Silicon Solar Cell Innovations

Engineering solar cells involve 4 main concerns: (1) absorbing as many photons as possible, (2) maximizing the number of carriers created and extracted, (3) minimizing materials cost, and (4) ensuring mechanical integrity. To address (1), solar companies may etch the surface of the solar cells into pyramidal shapes to maximize the amount of light that enters the solar cell. In addition, rear point contact cells have been developed so there are no metal electrodes on top preventing the reflection of sunlight. [4] Addressing (2) and (3) - maximizing extracted electrons and minimizing costs - vary from company to company and are trade secrets. But for (4), ensuring mechanical integrity, there are a variety of ways to ensure solar cells will last 25+ years for consumers to install without worrying about the failure or breaking of solar cells. Nitrogen doping is a method to increase the yield strength of silicon as well as using stronger metal back contact to stabilize the silicon solar cell. [5]

Future of Solar Cells

Solar power provided 17 gigawatts of electricity for the United States in 2010. The current SunShot initiative from the Department of Energy is to multiply the capacity by 12 times to 300 gigawatts by 2030. [3] Solar energy only provides 0.6% of the total energy consumed in the United States, so it must increase to wane off the dependence on fossil fuels. In 1977, the cost of installing solar panels was $76.67 per watt; today it costs 60 cents per watt. [3] Solar energy is finally coming out of its infancy and gearing up to compete with coal and petroleum - our mastery of silicon has played a large role in the come up of solar power.
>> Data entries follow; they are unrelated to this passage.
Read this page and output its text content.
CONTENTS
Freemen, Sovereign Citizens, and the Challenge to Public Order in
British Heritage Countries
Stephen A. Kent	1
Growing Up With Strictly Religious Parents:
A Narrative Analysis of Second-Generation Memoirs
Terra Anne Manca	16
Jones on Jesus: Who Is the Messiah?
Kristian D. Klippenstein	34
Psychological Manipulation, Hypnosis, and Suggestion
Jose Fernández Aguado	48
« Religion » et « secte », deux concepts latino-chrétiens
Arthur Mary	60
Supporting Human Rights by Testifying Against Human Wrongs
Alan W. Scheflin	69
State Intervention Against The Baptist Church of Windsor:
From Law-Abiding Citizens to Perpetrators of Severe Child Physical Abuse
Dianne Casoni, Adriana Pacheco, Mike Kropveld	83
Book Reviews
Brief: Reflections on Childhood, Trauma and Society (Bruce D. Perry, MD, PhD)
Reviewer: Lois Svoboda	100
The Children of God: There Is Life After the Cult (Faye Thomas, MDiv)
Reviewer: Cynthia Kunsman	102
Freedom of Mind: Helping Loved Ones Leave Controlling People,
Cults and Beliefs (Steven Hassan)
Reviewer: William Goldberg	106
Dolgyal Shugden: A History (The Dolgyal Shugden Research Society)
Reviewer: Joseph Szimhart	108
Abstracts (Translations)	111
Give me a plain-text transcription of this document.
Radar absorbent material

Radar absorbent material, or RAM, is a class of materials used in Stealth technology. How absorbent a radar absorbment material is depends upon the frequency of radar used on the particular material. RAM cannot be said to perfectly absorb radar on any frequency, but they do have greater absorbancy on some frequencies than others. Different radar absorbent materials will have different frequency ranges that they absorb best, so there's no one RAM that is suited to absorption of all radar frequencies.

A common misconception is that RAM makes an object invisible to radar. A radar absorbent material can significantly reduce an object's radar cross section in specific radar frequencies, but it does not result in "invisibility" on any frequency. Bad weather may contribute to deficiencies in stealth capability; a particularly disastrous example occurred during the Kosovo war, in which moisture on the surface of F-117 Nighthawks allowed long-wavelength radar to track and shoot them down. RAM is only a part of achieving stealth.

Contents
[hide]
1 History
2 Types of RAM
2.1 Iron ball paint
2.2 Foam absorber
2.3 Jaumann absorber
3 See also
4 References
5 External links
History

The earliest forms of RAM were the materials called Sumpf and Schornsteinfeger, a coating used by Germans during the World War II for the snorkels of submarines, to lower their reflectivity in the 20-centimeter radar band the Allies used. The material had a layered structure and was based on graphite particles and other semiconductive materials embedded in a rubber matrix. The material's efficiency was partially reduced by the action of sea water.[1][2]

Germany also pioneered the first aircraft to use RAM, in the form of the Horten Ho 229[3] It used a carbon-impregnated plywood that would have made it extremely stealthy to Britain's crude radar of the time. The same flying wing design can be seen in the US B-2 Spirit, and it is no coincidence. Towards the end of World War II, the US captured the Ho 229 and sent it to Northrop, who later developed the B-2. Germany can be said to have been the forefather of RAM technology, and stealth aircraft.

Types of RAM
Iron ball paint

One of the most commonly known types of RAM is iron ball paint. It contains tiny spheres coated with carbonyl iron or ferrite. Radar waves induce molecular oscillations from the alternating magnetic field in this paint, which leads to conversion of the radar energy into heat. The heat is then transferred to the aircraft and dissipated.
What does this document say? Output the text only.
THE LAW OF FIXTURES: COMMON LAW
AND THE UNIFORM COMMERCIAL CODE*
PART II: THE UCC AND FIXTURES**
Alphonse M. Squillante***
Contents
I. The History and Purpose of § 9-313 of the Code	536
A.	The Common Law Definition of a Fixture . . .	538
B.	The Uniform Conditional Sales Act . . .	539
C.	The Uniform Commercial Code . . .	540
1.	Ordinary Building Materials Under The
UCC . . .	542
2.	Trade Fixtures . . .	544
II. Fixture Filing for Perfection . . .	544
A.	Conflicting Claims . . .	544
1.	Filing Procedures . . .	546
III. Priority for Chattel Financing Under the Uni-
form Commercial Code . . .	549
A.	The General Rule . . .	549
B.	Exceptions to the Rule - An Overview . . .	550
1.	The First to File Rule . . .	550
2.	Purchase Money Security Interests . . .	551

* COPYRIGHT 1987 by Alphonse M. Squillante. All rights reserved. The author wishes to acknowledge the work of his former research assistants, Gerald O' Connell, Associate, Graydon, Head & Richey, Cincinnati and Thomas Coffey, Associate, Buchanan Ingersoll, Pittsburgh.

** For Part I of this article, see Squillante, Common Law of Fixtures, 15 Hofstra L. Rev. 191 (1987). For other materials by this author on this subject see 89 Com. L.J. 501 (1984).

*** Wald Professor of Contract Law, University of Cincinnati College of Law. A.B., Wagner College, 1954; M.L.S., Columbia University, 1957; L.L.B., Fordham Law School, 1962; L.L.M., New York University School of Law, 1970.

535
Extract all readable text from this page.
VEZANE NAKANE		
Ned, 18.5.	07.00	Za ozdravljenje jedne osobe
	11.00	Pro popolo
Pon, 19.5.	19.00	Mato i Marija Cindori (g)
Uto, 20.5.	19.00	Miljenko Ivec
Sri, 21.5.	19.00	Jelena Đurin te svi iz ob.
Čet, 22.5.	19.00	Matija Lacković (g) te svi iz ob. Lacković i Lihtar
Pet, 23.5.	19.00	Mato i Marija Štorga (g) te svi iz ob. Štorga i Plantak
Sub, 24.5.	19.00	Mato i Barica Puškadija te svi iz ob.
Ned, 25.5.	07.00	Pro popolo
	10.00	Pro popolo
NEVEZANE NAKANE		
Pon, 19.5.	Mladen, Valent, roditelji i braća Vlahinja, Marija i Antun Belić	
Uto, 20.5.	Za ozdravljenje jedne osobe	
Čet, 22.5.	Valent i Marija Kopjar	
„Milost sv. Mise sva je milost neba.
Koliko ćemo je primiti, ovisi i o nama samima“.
© Andrew Zhao. The author grants permission to copy, distribute and display this work in unaltered form, with attribution to the author, for noncommercial purposes only. All other rights, including commercial rights, are reserved to the author.

References

[1] M. A. Green, "The Path to 25% Silicon Solar Cell Efficiency: History of Silicon Cell Evolution," Prog. Photovoltaics 17, 183 (2009).

[2] J. Nelson, The Physics of Solar Cells (Imperial College Press, 2003).

[3] R. Ramesh, "SunShot Vision Study," U.S. Department of Energy, February 2012.

[4] J.M. Gee et al., "Back-Contact Crystalline-Silicon Solar Cells and Modules," Sandia National Laboratory, SAN 099-0491 C, 8 Sep 98.

[5] K. Sumino et al., "Effects of Nitrogen on Dislocation Behavior and Mechanical Strength in Silicon Crystals," J. Appl. Phys. 54, 5016 (1983).